Boosting is a powerful method in machine learning where a weak learner that produces hypotheses with a very small correlation to a function can be amplified into a strong learner that predicts the function almost everywhere. Boosting is fundamental to both the theory and application of machine learning (see Shapire, Freund and Shapire). Smoothed boosting introduced by Servedio is a restricted form of boosting where the reweightings are bounded in order not to concentrate the weak learner on a very narrow subset of the inputs.

In addition to being more robust (e.g., to noise in the data), smoothed boosting also is used in the proofs of hardcore distribution lemmas in complexity theory. Hardcore distribution lemmas (Impagliazzo, Holenstein) are used in average-case complexity, cryptography, and pseudo-randomness to decompose a somewhat hard on average Boolean function into ''easy'' and ''pseudo-random'' regions, where the pseudo-random region cannot be predicted efficiently much more than a fair coin.

It is well-known that the optimal number of iterations for boosting is $$O(log 1/\epsilon/ gamma^2)$$, where $$\epsilon$$ is the final error and $$\gamma$$ is the correlation guarantee for the weak learner. A smoothed boosting algorithm with this optimal number of iterations was found by Barak, Hardt and Kale. However, recently, Alon, Gonen, Hazan and Moran beat the optimal for the important special case when the weak learner produces concepts from a class of small VC dimension. Since small VC dimension is also important for generalization, this is a very important special case, and they show that the number of iterations for this special case can be inverse linear in $$\gamma$$. Their boosting algorithm is not smoothed.

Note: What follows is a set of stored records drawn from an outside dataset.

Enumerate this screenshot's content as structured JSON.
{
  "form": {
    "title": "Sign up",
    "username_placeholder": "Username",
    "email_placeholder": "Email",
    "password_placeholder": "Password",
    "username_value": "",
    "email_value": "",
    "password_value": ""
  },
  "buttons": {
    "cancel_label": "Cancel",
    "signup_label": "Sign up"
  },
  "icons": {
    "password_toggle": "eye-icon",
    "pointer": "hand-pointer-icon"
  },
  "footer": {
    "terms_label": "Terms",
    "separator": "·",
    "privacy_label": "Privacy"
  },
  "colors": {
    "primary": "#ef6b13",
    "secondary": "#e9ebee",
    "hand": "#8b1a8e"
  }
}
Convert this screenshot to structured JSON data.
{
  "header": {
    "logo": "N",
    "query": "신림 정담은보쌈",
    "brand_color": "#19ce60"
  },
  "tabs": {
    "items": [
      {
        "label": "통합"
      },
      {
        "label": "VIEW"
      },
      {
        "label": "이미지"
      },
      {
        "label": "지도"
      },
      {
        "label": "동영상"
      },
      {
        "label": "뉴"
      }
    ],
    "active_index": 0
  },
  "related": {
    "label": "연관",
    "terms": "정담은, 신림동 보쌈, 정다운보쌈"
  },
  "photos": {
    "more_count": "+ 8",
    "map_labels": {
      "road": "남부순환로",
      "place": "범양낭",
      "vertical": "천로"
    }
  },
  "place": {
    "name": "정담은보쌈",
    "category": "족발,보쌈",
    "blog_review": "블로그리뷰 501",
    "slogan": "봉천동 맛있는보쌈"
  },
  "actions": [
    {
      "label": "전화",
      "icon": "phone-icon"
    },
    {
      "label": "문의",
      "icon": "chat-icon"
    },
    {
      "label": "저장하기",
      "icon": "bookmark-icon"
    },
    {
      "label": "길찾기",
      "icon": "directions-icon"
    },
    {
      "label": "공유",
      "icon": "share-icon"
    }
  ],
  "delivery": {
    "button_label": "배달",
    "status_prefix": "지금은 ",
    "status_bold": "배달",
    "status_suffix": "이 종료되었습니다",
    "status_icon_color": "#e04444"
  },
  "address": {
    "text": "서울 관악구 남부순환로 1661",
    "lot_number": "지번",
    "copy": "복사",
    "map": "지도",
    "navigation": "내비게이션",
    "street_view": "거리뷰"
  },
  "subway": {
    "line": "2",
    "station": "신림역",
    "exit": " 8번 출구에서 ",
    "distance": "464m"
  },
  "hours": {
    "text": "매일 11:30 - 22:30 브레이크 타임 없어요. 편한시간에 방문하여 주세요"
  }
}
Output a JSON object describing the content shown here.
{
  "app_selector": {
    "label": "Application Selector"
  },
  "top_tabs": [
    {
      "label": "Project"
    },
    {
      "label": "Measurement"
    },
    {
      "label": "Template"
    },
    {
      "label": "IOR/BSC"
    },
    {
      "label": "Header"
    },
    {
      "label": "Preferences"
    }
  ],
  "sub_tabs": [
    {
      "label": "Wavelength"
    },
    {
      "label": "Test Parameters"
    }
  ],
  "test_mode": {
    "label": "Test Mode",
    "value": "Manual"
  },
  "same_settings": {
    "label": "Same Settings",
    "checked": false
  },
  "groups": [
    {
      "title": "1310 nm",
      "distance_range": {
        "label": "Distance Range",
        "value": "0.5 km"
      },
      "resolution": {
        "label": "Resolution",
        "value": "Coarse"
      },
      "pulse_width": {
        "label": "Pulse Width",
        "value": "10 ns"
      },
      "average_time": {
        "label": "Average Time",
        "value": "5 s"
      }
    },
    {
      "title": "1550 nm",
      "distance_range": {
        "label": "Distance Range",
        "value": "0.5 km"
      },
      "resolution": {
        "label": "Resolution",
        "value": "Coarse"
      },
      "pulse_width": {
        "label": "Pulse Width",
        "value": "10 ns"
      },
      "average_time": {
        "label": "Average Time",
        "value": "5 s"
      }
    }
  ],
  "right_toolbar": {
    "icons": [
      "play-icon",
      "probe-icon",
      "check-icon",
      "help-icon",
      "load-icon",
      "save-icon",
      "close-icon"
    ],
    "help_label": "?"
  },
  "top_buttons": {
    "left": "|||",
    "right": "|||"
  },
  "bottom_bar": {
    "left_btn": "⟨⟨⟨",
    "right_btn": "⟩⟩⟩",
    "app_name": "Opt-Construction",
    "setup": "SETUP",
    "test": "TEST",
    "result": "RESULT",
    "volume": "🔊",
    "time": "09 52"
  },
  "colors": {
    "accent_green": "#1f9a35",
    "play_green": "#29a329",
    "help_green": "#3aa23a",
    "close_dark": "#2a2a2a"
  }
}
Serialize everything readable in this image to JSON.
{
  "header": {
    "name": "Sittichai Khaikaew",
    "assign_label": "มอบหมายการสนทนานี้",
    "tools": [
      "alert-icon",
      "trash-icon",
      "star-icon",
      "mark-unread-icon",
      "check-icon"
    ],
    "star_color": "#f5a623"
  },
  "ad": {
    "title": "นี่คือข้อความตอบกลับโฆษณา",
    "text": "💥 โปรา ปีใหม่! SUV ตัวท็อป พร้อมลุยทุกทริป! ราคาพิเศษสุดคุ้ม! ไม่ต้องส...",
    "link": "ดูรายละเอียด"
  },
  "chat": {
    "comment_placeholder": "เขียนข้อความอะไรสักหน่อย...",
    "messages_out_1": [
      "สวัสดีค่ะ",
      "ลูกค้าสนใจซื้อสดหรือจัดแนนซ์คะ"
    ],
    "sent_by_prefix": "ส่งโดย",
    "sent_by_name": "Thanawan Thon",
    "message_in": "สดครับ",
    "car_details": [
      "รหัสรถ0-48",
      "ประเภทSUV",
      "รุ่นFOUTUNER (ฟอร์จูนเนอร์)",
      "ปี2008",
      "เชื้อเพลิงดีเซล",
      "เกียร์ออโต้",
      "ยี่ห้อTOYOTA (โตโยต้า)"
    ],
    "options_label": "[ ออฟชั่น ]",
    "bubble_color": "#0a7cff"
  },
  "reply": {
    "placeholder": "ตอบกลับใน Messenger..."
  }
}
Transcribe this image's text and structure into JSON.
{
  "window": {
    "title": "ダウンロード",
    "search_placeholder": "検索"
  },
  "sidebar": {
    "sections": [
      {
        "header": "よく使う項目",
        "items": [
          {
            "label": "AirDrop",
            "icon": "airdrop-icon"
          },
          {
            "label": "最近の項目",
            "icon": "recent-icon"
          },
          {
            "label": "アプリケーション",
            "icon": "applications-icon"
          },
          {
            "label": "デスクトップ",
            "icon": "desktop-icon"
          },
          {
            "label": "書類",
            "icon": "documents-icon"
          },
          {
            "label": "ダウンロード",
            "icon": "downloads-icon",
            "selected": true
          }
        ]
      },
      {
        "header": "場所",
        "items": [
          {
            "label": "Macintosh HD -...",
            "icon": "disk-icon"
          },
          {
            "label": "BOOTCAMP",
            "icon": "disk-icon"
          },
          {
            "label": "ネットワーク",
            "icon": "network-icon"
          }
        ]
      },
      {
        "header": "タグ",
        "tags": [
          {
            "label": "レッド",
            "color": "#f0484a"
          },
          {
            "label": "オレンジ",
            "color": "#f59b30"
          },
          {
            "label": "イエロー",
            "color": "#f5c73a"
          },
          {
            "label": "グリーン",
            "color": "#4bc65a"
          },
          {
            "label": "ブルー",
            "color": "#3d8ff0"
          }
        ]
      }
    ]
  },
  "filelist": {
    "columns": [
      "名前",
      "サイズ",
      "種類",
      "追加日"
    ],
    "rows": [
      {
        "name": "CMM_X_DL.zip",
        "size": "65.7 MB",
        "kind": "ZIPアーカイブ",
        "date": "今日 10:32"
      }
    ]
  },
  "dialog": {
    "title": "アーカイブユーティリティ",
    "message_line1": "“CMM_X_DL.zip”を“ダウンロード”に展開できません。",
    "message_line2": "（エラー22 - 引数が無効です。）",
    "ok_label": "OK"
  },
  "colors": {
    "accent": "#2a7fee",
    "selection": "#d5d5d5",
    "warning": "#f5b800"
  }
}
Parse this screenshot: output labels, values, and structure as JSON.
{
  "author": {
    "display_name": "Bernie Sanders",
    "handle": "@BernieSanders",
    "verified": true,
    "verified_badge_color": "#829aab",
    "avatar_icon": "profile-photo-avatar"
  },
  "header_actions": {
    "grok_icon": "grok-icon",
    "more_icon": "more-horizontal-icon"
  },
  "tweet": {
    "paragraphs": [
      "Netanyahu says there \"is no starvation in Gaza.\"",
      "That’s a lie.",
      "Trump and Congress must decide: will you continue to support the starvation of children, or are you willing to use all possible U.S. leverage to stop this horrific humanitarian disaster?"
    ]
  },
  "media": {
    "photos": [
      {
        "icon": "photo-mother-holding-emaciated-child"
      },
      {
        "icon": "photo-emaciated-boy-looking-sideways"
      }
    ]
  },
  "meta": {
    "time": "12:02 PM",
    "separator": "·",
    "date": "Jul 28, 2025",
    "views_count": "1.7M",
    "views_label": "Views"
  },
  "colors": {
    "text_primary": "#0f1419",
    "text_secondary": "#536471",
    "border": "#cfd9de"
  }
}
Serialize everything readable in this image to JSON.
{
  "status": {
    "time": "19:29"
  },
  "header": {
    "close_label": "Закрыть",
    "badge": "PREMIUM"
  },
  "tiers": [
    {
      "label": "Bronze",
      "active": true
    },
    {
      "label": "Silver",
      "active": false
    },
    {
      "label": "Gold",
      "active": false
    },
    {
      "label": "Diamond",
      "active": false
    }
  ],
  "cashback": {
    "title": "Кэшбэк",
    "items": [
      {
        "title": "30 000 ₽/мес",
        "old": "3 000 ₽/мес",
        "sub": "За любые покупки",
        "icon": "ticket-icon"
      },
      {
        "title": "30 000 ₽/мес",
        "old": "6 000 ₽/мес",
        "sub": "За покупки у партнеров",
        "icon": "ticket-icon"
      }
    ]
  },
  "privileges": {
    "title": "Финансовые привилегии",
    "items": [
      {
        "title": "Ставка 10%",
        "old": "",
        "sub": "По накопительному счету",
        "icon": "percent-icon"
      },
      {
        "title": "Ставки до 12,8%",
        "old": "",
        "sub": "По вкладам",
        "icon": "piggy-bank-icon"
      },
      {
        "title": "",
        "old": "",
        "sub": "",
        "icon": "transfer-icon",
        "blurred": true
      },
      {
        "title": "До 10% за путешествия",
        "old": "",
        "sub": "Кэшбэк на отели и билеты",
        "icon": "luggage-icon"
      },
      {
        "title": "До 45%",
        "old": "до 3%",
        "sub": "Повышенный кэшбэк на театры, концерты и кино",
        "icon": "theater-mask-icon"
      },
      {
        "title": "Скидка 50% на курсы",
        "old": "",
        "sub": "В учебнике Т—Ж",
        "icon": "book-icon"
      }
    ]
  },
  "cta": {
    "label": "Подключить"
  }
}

We give a simplified presentation of their result, and then a variety of related smoothed boosting algorithms, with different trade-offs in iterations vs. smoothness. We give a perfectly smoothed algorithm that has iteration complexity $$O(1/\epsilon \gamma)$$; while the dependence on $$\gamma$$ matches AGHM, the dependence on $$\epsilon$$ is exponentially worse. We give another that is only $$\epsilon /\log \gamma$$ smoothed, losing a log factor, but has the same number of iterations as AGHM up to logarithmic factors. We show some consequences for hardcore distributions, multicalibration and regularity for small dimensional classes.